From this Krell 7200 datasheet
The signal path is fully complementary and balanced. Independent complementary pre-driver and driver stages for the positive and negative output transistors make the output stages extremely fast and linear.
Also, the fact that its balanced input impedance is twice its unbalanced input impedance is very likely indicative of a differentially balanced receiver stage being provided for its XLR inputs. That would be the case even if it did not have a balanced internal signal path.
And as I previously indicated, it can be inferred from the specs on the Marantz that its outputs, or at least most of them, are most likely driven from differentially balanced output stages, regardless of whether or not its internal signal path is differentially balanced.

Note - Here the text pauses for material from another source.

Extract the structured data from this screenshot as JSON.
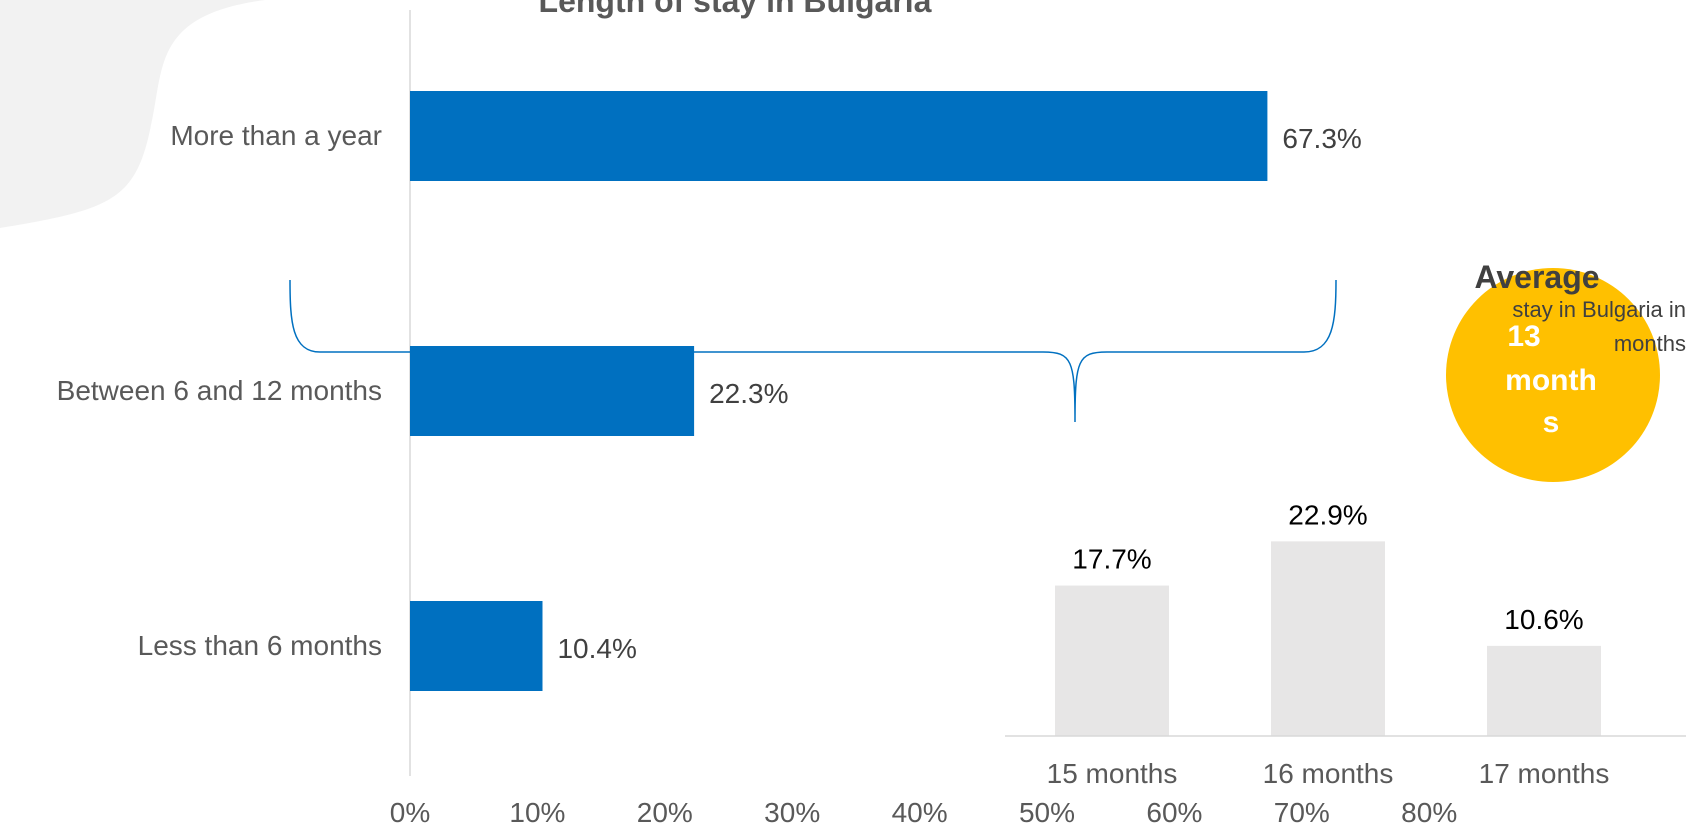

Therefore, as I said earlier:
... balanced connections between components having unbalanced internal signal paths (and, again, the Krell amps might very well be fully balanced) IMO may sound either better than, worse than, or similar to unbalanced connections, depending on the specific designs.
I looked at the pages in the manual and was wondering if I will lose two channels by going with what auximput stated in his post.
As I interpret the reference Auxinput provided to page 237 of the manual you would be able to configure the Marantz such that you could use two left + right output pairs (for example, Front and Front Wide) for purposes of biamping two speakers. But that would apparently require you to use a splitter for the center channel, as well as requiring you to utilize two pairs of output channels on the Marantz for one pair of front speakers. So I suspect it would be best to use a splitter on all three of the channels that you want to biamp with the Krell. The very high 200K impedance of the Krell’s balanced inputs should minimize or eliminate any downside of using a short splitter at its inputs, in conjunction with a single XLR cable per channel of whatever length is necessary.
I can’t answer the last question, about the likelihood of benefiting from the additional power in this specific case, although I wouldn’t be surprised if it does turn out to provide significant benefit.